The government’s decision could mean that it is bowing to the pressure mounted by 10 of the country’s most influential non-governmental (NGOs). They have been protesting against the signing of the EPA in its current form since early last year.

In April 2007 five civil society organisations wrote to EU president Angela Merkel, arguing that the EPAs will prevent Malawi and other poor countries to protect their domestic industries with tariffs and other means.

The Malawi Economic Justice Network (MEJN), consisting of NGOs advocating economic justice, is one of the organisations that have been against the signing of the EPAs.

MEJN executive director Andrew Kumbatira told IPS that, ‘‘the government should not sign this trade agreement in its current form. Critical issues of development and supply side constraints have not been addressed to Malawi’s satisfaction’’.

He said Malawi would need a capital injection of up to 5.7 billion euros to counter the supply-side constraints and other adjustment costs if it were to benefit from the proposed EPA trading framework.

‘‘But there are no clear agreements in the current form of the EPA on how these resources will be made available to us,’’ said Kumbatira.

Without the resources, Malawi would be fully exposed to the shocks that take place in the commodities markets from time to time.

Kumbatira also said the EU wants to tie Malawians into an agreement that reduces the country’s policy space to consider other and more profitable economic agreements with other regions.

‘‘Asia is an upcoming major economic power which might potentially be a better alternative for Malawi,’’ said Kumbatira. He was worried that Malawi was being asked, under the EPAs, to liberalise 80 percent of all its trade with the EU.

‘‘This means that the Malawian market will be put in direct competition with the European market. This will be very unfair for our small country as we are just an emerging economy. The EPAs could easily destroy the great potential to grow we have.’’

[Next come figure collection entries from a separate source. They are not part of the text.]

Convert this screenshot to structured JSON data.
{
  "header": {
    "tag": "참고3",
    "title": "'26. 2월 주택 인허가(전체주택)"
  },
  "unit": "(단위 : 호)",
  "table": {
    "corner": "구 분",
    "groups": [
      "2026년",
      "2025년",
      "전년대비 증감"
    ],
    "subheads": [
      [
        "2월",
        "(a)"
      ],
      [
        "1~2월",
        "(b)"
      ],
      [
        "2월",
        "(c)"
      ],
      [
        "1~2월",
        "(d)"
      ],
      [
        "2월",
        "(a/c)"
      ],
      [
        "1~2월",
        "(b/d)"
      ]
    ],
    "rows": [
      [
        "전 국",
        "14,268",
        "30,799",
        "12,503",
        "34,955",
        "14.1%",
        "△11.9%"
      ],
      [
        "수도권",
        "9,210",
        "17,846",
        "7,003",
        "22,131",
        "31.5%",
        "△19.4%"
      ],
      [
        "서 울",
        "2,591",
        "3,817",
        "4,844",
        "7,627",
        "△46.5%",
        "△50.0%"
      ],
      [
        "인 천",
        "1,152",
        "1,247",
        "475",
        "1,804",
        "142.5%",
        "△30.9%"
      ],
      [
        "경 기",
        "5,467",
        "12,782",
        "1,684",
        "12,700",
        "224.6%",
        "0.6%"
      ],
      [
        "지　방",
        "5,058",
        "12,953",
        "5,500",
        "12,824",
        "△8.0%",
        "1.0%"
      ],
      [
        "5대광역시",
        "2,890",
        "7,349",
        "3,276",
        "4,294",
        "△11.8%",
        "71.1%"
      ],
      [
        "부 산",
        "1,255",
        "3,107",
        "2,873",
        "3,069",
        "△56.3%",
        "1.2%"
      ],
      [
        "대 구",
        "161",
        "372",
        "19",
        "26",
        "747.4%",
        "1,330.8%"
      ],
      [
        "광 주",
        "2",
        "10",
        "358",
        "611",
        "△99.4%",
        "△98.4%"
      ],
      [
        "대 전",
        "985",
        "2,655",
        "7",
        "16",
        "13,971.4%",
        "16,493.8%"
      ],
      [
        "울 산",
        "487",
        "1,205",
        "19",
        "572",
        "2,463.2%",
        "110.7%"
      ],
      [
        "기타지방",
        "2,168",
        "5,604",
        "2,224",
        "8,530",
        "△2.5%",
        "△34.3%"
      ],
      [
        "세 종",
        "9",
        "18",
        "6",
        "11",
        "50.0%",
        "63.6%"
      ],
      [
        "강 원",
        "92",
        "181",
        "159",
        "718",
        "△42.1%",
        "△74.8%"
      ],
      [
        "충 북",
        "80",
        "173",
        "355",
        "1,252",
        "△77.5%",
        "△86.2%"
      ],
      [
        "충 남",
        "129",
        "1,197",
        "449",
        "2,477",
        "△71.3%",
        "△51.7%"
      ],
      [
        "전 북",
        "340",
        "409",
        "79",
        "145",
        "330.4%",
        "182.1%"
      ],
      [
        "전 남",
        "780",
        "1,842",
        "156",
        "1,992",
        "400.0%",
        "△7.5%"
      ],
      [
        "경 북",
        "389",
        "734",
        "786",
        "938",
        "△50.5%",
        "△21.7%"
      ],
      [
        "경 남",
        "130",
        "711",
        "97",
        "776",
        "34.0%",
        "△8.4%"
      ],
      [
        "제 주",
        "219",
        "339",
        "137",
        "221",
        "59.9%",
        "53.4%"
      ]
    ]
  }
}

Interestingly, Malawi’s parliamentary committee on trade had already approved the signing of the interim EPA on trade in goods. The temporary deal is aimed at averting disruption of trade between African countries and the EU, following the expiry of the Cotonou Agreement at the end of last year.

The signing of the EPAs was initially slated for the end of last year but ministers from the Eastern and Southern Africa (ESA) region, of which Malawi is part, said at the ESA-European Commission ministerial negotiating meeting in Brussels in November last year that it was not practical to do so.

Kumbatira said at the Brussels meeting African leaders called for more work in the negotiations until they can be reviewed.

‘‘Through the African Union, African leaders underlined the importance of trade and development cooperation to the partnership they share with the EU.

‘‘They stated that now more than ever, Africa needs economic partnerships that will see its people grow in economic power, and living standards commensurate to their dignity as human beings,’’ said Kumbatira.